In order to avoid that, also check core.bare when setting is_bare.
If core.bare=1, trust it, and otherwise, use is_bare_repository().

With Git 2.29 (Q4 2020), the "worktree" API offers a better determination of a worktree path.

See commit 918d8ff, commit 1c4854e, commit 246756f, commit 62573a5 (31 Jul 2020) by Eric Sunshine (sunshineco).
(Merged by Junio C Hamano -- gitster -- in commit 197253e, 10 Aug 2020)

worktree: drop bogus and unnecessary path munging

Signed-off-by: Eric Sunshine

The content of .git/worktrees/<id>/gitdir must be a path of the form "/path/to/worktree/.git".
Any other content would be indicative of a corrupt "gitdir" file.

To determine the path of the worktree itself one merely strips the "/.git" suffix, and this is indeed how the worktree path was determined from inception.

However, 5193490442 ("worktree: add a function to get worktree details", 2015-10-08, Git v2.7.0-rc0 -- merge listed in batch #7) extended the path manipulation in a mysterious way.
If it is unable to strip "/.git" from the path, then it instead reports the current working directory as the linked worktree's path:

if (!strbuf_strip_suffix(&worktree_path, "/.git")) {
    strbuf_add_absolute_path(&worktree_path, ".");
    strbuf_strip_suffix(&worktree_path, "/.");

This logic is clearly bogus; it can never be generally correct behavior. It materialized out of thin air in 5193490442 with neither explanation nor tests to illustrate a case in which it would be desirable.
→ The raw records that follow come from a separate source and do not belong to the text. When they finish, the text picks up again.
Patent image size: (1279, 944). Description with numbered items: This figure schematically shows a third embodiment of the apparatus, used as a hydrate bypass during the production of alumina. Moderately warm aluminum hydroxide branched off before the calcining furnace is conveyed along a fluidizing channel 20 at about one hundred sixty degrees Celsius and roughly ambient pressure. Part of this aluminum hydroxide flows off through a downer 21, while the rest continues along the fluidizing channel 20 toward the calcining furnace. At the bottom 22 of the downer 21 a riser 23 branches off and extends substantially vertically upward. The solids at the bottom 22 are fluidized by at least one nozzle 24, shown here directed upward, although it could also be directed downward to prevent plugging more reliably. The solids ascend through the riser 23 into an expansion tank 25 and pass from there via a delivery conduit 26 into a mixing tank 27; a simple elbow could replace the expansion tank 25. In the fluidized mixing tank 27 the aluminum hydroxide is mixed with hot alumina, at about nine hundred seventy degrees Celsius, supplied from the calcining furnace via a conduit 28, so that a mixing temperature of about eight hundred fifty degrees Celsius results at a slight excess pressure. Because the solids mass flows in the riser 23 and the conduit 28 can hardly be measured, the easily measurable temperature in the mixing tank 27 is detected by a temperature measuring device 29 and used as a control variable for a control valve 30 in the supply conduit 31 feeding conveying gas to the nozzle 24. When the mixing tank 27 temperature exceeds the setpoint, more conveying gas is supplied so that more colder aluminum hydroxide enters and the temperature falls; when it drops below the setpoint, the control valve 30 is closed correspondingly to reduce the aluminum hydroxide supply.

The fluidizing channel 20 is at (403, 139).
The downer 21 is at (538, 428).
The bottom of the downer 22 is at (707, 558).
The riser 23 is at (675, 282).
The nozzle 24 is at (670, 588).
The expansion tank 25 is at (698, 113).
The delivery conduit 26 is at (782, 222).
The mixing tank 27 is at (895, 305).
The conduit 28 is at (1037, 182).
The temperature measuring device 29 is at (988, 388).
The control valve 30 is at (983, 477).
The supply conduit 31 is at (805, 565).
It's possible that this logic was introduced to somehow deal with a corrupt "gitdir" file, so that it returns some sort of meaningful value, but returning the current working directory is not helpful. In fact, it is quite misleading (except in the one specific case when the current directory is the worktree whose "gitdir" entry is corrupt).
Moreover, reporting the corrupt value to the user, rather than fibbing about it and hiding it outright, is more helpful since it may aid in diagnosing the problem.

Therefore, drop this bogus path munging and restore the logic to the original behavior of merely stripping "/.git".